" Richard, you are an artist. That’s the reason why we get along so well. Artists are the white world Indians. They seem to be dreamers, people who live in clouds and get no sense of reality. That is exactly what they say about Indians. I tell you : our world is the true one, not the world of the green frog. This one is a nasty nightmare, the evil of the city uniformity ". Tahca Ushte, 1989
I always have been fascinated by natives and so-called « primitive » civilizations and I remember very deeply my visit to Navajo land in the Monument Valley (Arizona & Utah, USA) in 2002. For this Indian series of drawings and paintings, I also have been inspired by the amazing exhibition « Indians of the plains » organized in 2014 by the Museum Quai Branly in Paris and the complete portfolio of Edward Sheriff Curtis photographs.
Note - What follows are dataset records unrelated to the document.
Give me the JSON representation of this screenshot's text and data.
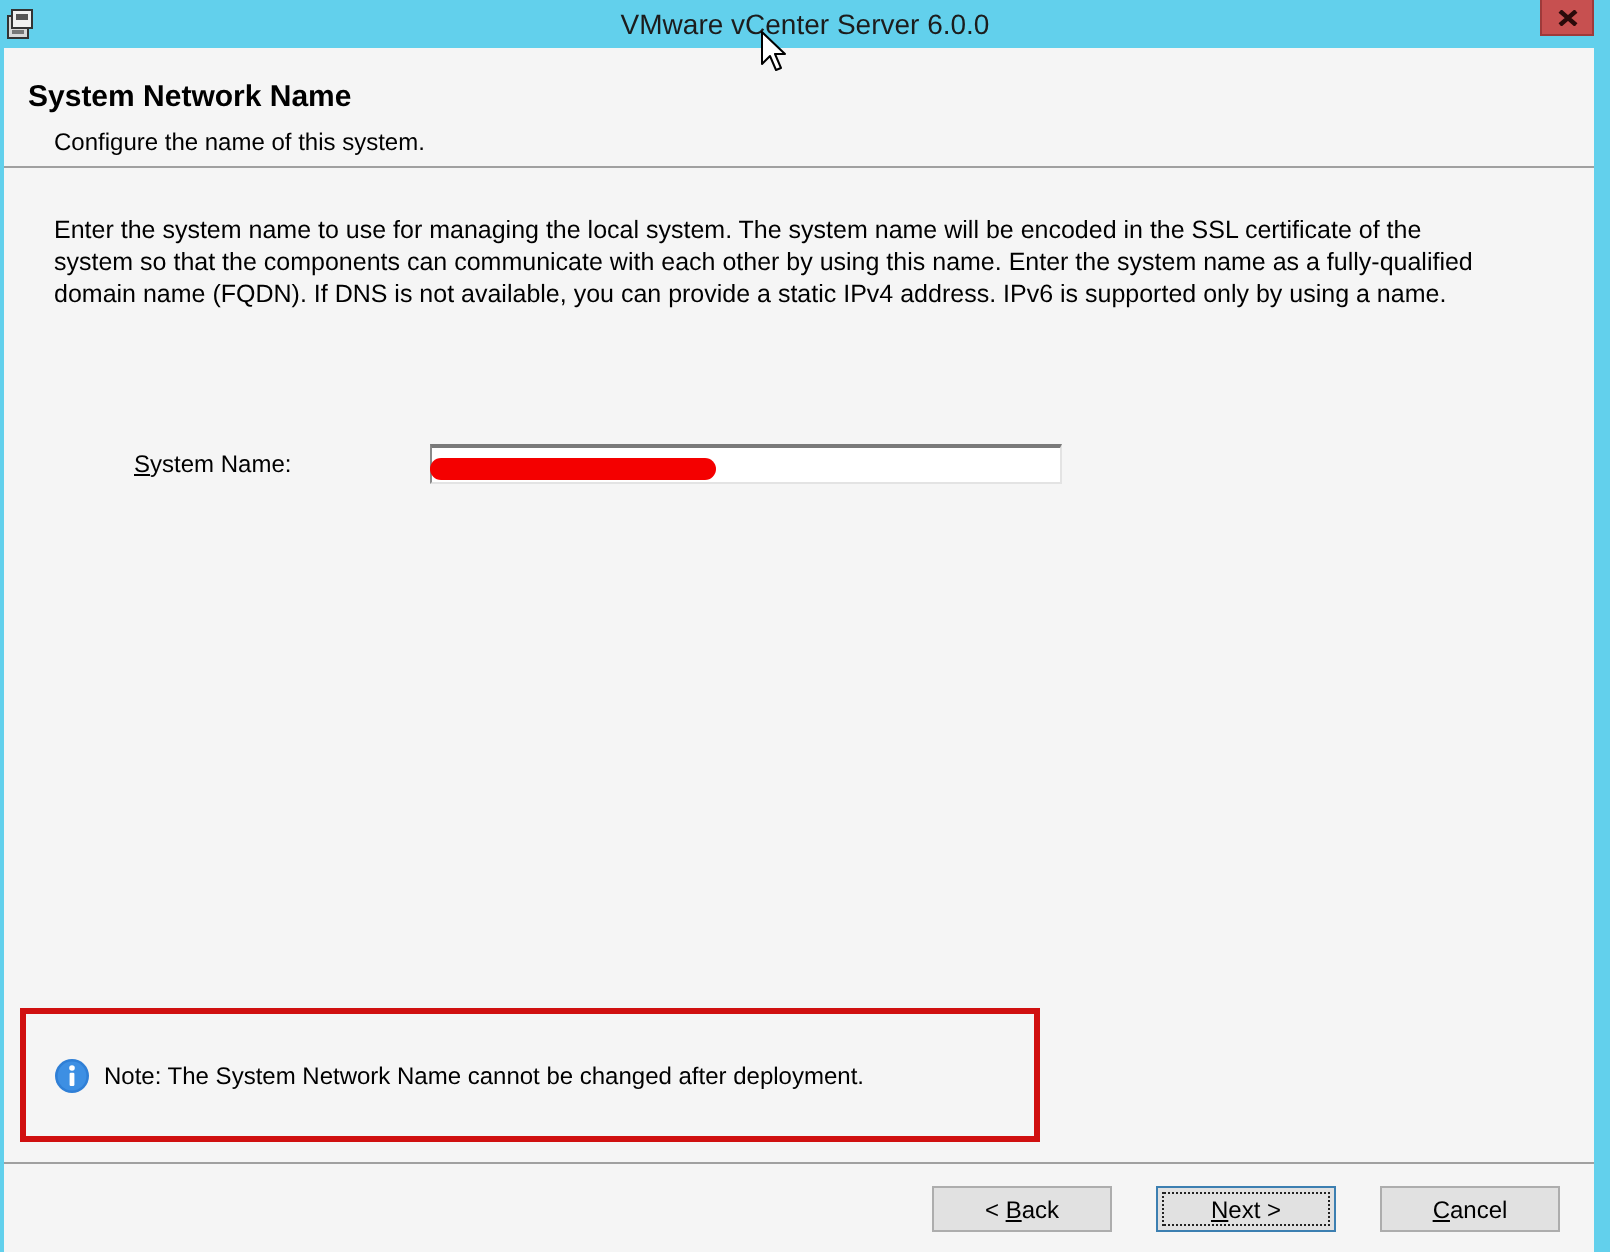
{
  "window": {
    "title": "VMware vCenter Server 6.0.0"
  },
  "header": {
    "title": "System Network Name",
    "subtitle": "Configure the name of this system."
  },
  "description": "Enter the system name to use for managing the local system. The system name will be encoded in the SSL certificate of the system so that the components can communicate with each other by using this name. Enter the system name as a fully-qualified domain name (FQDN). If DNS is not available, you can provide a static IPv4 address. IPv6 is supported only by using a name.",
  "system_name": {
    "label": "System Name:",
    "access_key_underlined": true,
    "redacted": true
  },
  "note": {
    "text": "Note: The System Network Name cannot be changed after deployment.",
    "outlined": true
  },
  "buttons": [
    {
      "label": "< Back",
      "access_key_underlined": true,
      "focused": false
    },
    {
      "label": "Next >",
      "access_key_underlined": true,
      "focused": true
    },
    {
      "label": "Cancel",
      "access_key_underlined": true,
      "focused": false
    }
  ]
}
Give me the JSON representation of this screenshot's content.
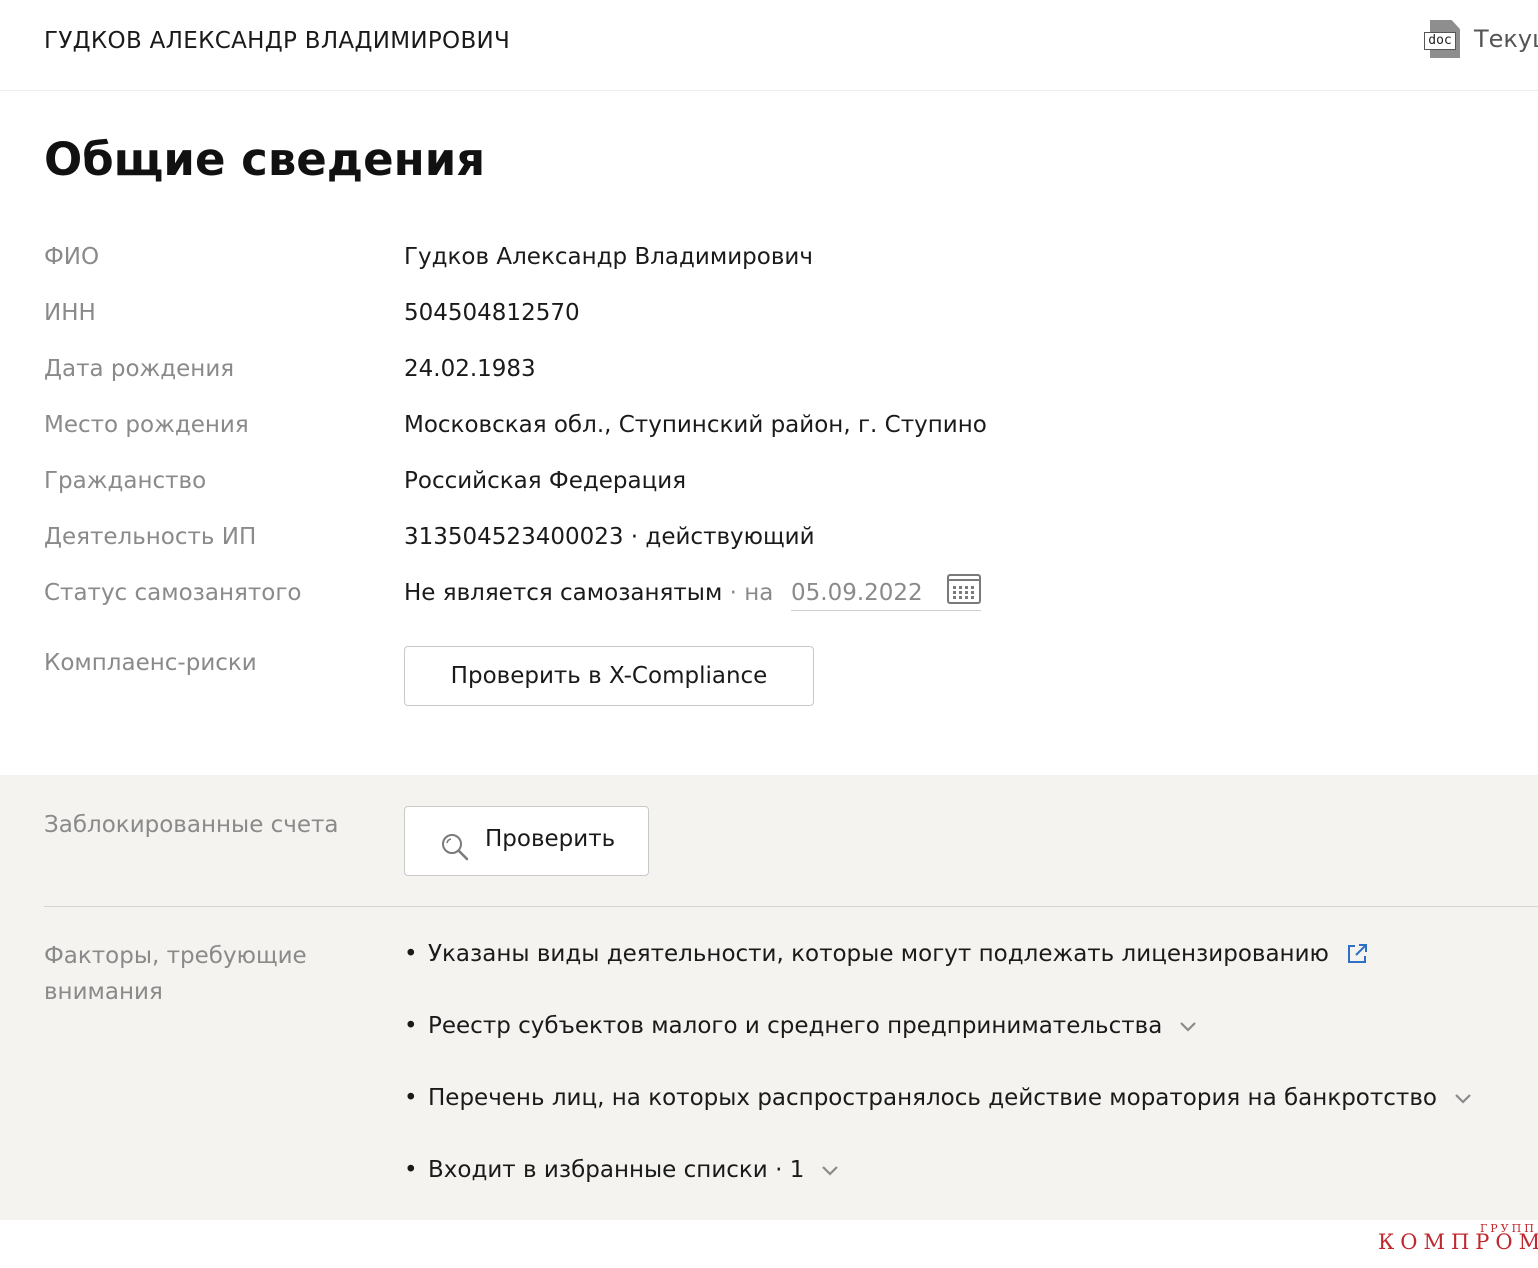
{
  "header": {
    "title": "ГУДКОВ АЛЕКСАНДР ВЛАДИМИРОВИЧ",
    "doc_icon_label": "doc",
    "doc_link_text": "Текущ"
  },
  "section": {
    "title": "Общие сведения"
  },
  "info": {
    "fio_label": "ФИО",
    "fio_value": "Гудков Александр Владимирович",
    "inn_label": "ИНН",
    "inn_value": "504504812570",
    "birth_date_label": "Дата рождения",
    "birth_date_value": "24.02.1983",
    "birth_place_label": "Место рождения",
    "birth_place_value": "Московская обл., Ступинский район, г. Ступино",
    "citizenship_label": "Гражданство",
    "citizenship_value": "Российская Федерация",
    "ip_label": "Деятельность ИП",
    "ip_value": "313504523400023 · действующий",
    "selfemployed_label": "Статус самозанятого",
    "selfemployed_value": "Не является самозанятым",
    "selfemployed_sep": " · на",
    "selfemployed_date": "05.09.2022",
    "compliance_label": "Комплаенс-риски",
    "compliance_button": "Проверить в X-Compliance"
  },
  "panel": {
    "blocked_label": "Заблокированные счета",
    "check_button": "Проверить",
    "factors_label_line1": "Факторы, требующие",
    "factors_label_line2": "внимания",
    "factors": [
      "Указаны виды деятельности, которые могут подлежать лицензированию",
      "Реестр субъектов малого и среднего предпринимательства",
      "Перечень лиц, на которых распространялось действие моратория на банкротство",
      "Входит в избранные списки · 1"
    ]
  },
  "colors": {
    "link": "#2f6fc6",
    "muted_label": "#8a8a8a",
    "panel_bg": "#f4f3f0",
    "watermark": "#c0282e"
  },
  "watermark": {
    "main": "КОМПРОМАТ",
    "small": "ГРУПП"
  }
}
I do respect North American Indians for their connected relationship to nature, their permanent homage to the mother earth, their huge generosity and their dignity, their denial for material world, their lack of instinct of property.
These people have a natural and very intuitive intelligence of life, far from learned books. They naturally use their dreams and visions as predictions. In their culture, the shaman is the chosen one because he is the best specialist of the human soul for his community. He is the man « condemned to inspiration because of his extraordinary sensory perception and his ability to see above the visible world » (Mircea Eliade). And because of that, the shaman has exactly the same mission as an artist. That is why many creators (Chateaubriand, Antonin Dvorak, Frida Kahlo, Max Ernst, Victor Brauner) have been and keep on being fascinated through centuries by these cultures.
I wish this work could be my homage to their lost paradise. I wish I could share a focus of their traditions. I have a dream for a much fairer, reasonable and generous world.